Don’t be afraid & stay outside, cold with loneliness…Come home by wearing the garment of love
God is pretty smart. As I read the readings, I remembered the old saying: the way to a man’s heart is through his stomach… or, an army marches on its stomach. The image of food and fine wines is powerful, because when we have a full stomach we feel content, safe from starvation, and able to laugh with our brothers and sisters.
One of the struggles in all our lives is finding places where we belong. As little children, hopefully, we feel welcome and safe in our home – a place to belong physically – but more importantly, a place where we experience love: feeling at home emotionally.
The thrust of our readings today is the invitation to “come home.” Not so much physically, but emotionally, psychologically and spiritually. But, we can never “come home” unless we leave home. Perhaps that’s why God designed the process of puberty in each of us: it drives us to the point of needing to escape from our parents and create a new life: connected, but independent from the parents.
I recall a humorous moment at our Oblate College, for boys, when a distraught mother comes to see the Rector: almost in tears about how her 14 year old son had suddenly started acting strangely and disturbing the whole house; Fr Peter smiled at her and said: “I’m sorry for your distress, but your son has left the planet. We just pray he returns to earth in two years time.”
It’s strange that God designed us – especially boys – to want to run away from “home.” But, until we face the world outside our first home, we will never know who we are,
and never really discover who God is, and never know how valuable each one of us is.

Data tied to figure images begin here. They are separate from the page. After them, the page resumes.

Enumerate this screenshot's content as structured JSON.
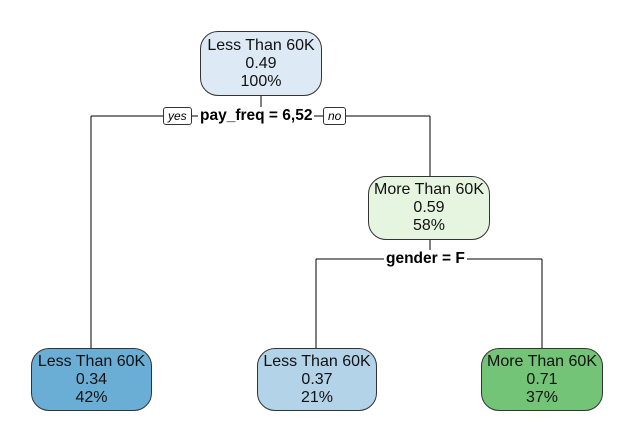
{
  "nodes": {
    "root": {
      "class": "Less Than 60K",
      "prob": "0.49",
      "pct": "100%",
      "fill": "#dde9f5"
    },
    "right": {
      "class": "More Than 60K",
      "prob": "0.59",
      "pct": "58%",
      "fill": "#e6f5df"
    },
    "leaf1": {
      "class": "Less Than 60K",
      "prob": "0.34",
      "pct": "42%",
      "fill": "#6aaed6"
    },
    "leaf2": {
      "class": "Less Than 60K",
      "prob": "0.37",
      "pct": "21%",
      "fill": "#b3d3e8"
    },
    "leaf3": {
      "class": "More Than 60K",
      "prob": "0.71",
      "pct": "37%",
      "fill": "#73c476"
    }
  },
  "splits": {
    "root": {
      "label": "pay_freq = 6,52",
      "yes": "yes",
      "no": "no"
    },
    "right": {
      "label": "gender = F"
    }
  },
  "colors": {
    "edge": "#000000",
    "border": "#333333"
  }
}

The emotional need for belonging is one of the five key emotional needs for every person. Without a sense of belonging, we are like a physically crippled person; we struggle to move freely and often need assistance: we struggle with our relationships because we live in fear of rejection, and we don’t have anywhere to go where we feel unconditionally loved.
The workplace loves us because we perform – but when we stop performing, we are no longer “wanted”. Most of our friends are friends until we disagree with them, then we’re not welcome
Then, we finally form a new house, where we struggle to create a home: learning to trust; to expose ourselves intimately; to give up control. We struggle, perhaps, because we fear the loss of our freedom; or we fear being “hurt” again.
So, today’s readings are a welcome home invitation. The invited guests who did not respond were “busy” doing their own things: trying to create their own happiness, away from their King who makes it possible for them to live freely in their country.
Is that one of our challenges, too? Are we trying to make ourselves happy by making ourselves more rich; to have more material things; a bigger car, bigger security fence, etc.? And, yet, it’s often the people with the most worldly riches who are unhappy and turn to drugs.
It’s a great sadness that, as more and more people leave the practice of being Church, the last 50 years (in the so-called developed world), has shown how depression, violence, youth suicide and number of prisoners has increased dramatically.
But perhaps this had to happen: the earthy Church is being forced to leave the comfortable house it had created, and continue the journey of looking for the true Home of God.
It’s easy to criticise people who no longer go to Church, but the reality is that many of us in the Church made them feel like they no longer belong there: misuse of power, abuse in many forms, and the leaders no longer acting as true servants of the people, but demanding “masters”.
But, there is hope! God will always create opportunities for us to be given an invitation to the banquet. Now, you ask, “how will we see the messengers from, and hear the call of, God?”
We already have the invitation: now find the wedding garment! Our cook asked today to go to town and buy new shoes so he can attend the ordination this Saturday. Just as he worries about having a proper physical uniform, we all need to get the right spiritual uniform.
The Good News is this: it’s easy to find. The struggle is to fit into the uniform! The uniform is kindness, generosity and forgiveness to others. Perhaps we struggle to fit into it because we are fat with selfishness, fear of tomorrow’s needs and drunk on self-righteous anger?
My friends, it’s time to come home. Because if we remain outside, it’s going to get very cold and lonely for us. Come home to God wearing the spiritual wedding garment of love, and help clean up the Church to make it a place of welcome for all.
May God bless each one of you with the knowledge that you are valuable and welcome. And may each of us share that message who are still outside in the cold.